Analyzing our clinical observation in comparison with the literature data, we can note the following features. The onset of the disease was registered in the first days of life, which is typical for KCNQ2-DEE [3]. A series of seizures in the form of turning the head with limb strain and changes in the lateralization of motor phenomena with migration and alternation phenomena is more typical for SeLNE [6]. Multiregional epileptiform activity on the EEG was observed, although the burst-suppression pattern is considered more typical for KCNQ2-DEE [6]. The rapid and persistent effect of valproic acid, which blocks both calcium and sodium potential-dependent channels, and the effectiveness of SCB is one of the important features of KCNQ2-DEE in contrast to other DEEs [6][12]. The absence of changes on brain MRI at the beginning of the disease with the appearance of signs of cortical atrophy only at the age of 3 years is often found in KCNQ2-DEE [10]. Pronounced permanent neuropsychiatric disorders persisted even at the age of 5 years, which corresponds to the profound phenotype that was observed in almost a third of the patients examined by A. Cossu et al. [10].

In recent years, a genotype-phenotype correlation has been established for KCNQ2-associated epilepsies [16]. Heterozygous variants with loss of function (read-frame shift variants, nonsense variants, splicing variants, and some missense variants) cause SeLNE. Missense variants with a dominant negative effect cause KCNQ2-DEE, reducing potassium currents in neurons by more than 50%. An interesting phenomenon is the possibility of forming KCNQ2DEE or SeLNE phenotypes in different members of the same family [3][7], i.e. with identical mutations of the KCNQ2 gene.

There is no doubt that the elucidation of the causes of various degrees of mutant gene expressiveness will contribute to the further development of methods for KCNQ2DEE precision therapy, which has been actively occurring in recent years in monogenic epileptic syndromes [17].

CONCLUSION / ЗАКЛЮЧЕНИЕ

Thus, a special feature of this observation is the combination of signs of KCNQ2-DEE and SeLNE, which is also more often caused by mutations in the KCNQ2 gene.

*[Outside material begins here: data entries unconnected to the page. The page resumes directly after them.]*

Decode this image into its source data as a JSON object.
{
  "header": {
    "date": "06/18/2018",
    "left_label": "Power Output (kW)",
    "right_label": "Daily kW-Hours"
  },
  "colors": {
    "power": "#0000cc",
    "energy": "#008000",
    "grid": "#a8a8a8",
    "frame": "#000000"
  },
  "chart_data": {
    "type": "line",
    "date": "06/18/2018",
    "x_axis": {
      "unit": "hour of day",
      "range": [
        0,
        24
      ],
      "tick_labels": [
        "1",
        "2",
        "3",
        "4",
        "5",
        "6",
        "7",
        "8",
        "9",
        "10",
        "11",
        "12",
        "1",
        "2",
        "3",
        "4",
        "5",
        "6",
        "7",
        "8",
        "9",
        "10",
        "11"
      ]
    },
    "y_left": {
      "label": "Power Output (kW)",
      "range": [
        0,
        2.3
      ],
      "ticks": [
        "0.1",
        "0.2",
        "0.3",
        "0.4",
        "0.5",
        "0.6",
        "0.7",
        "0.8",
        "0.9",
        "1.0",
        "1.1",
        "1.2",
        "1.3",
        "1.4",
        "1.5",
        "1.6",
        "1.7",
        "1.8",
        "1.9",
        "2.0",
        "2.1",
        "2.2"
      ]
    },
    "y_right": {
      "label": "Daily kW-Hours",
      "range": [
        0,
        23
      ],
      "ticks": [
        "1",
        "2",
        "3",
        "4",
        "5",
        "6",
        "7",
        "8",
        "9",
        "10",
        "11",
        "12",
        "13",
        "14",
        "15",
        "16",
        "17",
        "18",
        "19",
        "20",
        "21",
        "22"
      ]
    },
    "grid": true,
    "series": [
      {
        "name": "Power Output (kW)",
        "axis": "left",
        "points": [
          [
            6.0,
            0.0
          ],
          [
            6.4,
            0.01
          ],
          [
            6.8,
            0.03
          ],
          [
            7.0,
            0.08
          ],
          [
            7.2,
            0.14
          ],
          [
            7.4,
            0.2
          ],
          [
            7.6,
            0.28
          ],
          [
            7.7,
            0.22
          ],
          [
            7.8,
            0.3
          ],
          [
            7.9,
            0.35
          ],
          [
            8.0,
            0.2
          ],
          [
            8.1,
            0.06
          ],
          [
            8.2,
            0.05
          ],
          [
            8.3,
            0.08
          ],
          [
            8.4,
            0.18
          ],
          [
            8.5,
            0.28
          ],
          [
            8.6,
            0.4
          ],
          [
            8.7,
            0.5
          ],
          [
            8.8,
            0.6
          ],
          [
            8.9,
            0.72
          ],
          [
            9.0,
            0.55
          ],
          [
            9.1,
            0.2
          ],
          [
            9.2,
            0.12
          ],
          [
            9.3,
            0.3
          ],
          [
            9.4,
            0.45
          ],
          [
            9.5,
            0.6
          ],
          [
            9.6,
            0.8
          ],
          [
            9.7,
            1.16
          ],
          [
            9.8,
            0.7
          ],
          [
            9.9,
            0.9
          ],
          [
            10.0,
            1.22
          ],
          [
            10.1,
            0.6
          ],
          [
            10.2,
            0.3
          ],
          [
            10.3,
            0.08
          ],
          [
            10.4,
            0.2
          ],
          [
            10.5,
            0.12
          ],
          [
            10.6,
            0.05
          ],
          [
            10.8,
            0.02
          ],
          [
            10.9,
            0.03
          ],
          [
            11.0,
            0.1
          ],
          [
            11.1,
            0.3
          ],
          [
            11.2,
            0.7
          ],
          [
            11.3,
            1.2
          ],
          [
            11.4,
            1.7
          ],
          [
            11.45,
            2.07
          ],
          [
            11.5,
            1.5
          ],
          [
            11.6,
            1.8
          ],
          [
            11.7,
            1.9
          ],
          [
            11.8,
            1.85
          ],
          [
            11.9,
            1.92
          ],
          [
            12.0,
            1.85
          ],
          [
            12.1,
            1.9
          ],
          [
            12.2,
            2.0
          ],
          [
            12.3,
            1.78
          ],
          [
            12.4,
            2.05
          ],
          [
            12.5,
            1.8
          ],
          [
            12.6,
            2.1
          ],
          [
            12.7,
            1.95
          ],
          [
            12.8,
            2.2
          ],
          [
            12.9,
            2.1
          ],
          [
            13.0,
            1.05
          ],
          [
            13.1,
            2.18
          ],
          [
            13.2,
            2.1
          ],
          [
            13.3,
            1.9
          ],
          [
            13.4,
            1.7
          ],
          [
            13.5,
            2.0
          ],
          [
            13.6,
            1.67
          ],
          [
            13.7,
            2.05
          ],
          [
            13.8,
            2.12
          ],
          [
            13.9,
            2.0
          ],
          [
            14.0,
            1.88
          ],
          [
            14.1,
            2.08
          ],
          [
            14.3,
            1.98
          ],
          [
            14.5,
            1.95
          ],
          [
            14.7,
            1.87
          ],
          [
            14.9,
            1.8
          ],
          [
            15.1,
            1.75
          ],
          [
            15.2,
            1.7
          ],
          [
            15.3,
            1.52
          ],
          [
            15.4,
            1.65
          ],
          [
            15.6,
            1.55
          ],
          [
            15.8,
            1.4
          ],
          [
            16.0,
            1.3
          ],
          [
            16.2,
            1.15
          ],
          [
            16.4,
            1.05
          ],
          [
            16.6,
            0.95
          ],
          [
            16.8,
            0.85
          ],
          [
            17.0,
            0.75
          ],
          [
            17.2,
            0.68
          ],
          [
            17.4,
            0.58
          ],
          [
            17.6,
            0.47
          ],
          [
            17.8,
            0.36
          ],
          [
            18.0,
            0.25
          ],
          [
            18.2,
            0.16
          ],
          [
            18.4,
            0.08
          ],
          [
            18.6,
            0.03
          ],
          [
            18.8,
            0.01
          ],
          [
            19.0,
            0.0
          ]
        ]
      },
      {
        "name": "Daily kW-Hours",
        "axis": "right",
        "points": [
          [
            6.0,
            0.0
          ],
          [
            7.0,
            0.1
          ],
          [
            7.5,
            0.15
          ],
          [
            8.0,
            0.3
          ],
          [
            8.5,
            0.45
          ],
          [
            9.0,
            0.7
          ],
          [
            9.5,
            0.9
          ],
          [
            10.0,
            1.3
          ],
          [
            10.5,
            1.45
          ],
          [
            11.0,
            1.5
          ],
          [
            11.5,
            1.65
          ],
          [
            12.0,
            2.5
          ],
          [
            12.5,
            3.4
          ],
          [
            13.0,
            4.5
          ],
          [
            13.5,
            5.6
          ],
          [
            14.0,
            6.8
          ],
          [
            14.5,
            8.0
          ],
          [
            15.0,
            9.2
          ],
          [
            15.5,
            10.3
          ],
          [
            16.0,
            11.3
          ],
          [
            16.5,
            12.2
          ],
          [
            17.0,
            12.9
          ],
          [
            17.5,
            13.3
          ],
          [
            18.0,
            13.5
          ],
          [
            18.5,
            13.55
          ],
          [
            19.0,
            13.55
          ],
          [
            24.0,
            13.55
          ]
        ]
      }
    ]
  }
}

The onset of serial tonic focal seizures in combination with regional interictal EA on the EEG from the first days of life, and their reduction with the appointment of anticonvulsants blocking sodium channels are possible in both diseases. Changes in the lateralization of motor phenomena both during an attack (migration) and in different attacks (alternation) are more typical for SeLNE. However, the presence of persistent neuropsychiatric disorders, which persist despite the remission of seizures and normalization of EEG, is observed only in KCNQ2-DEE.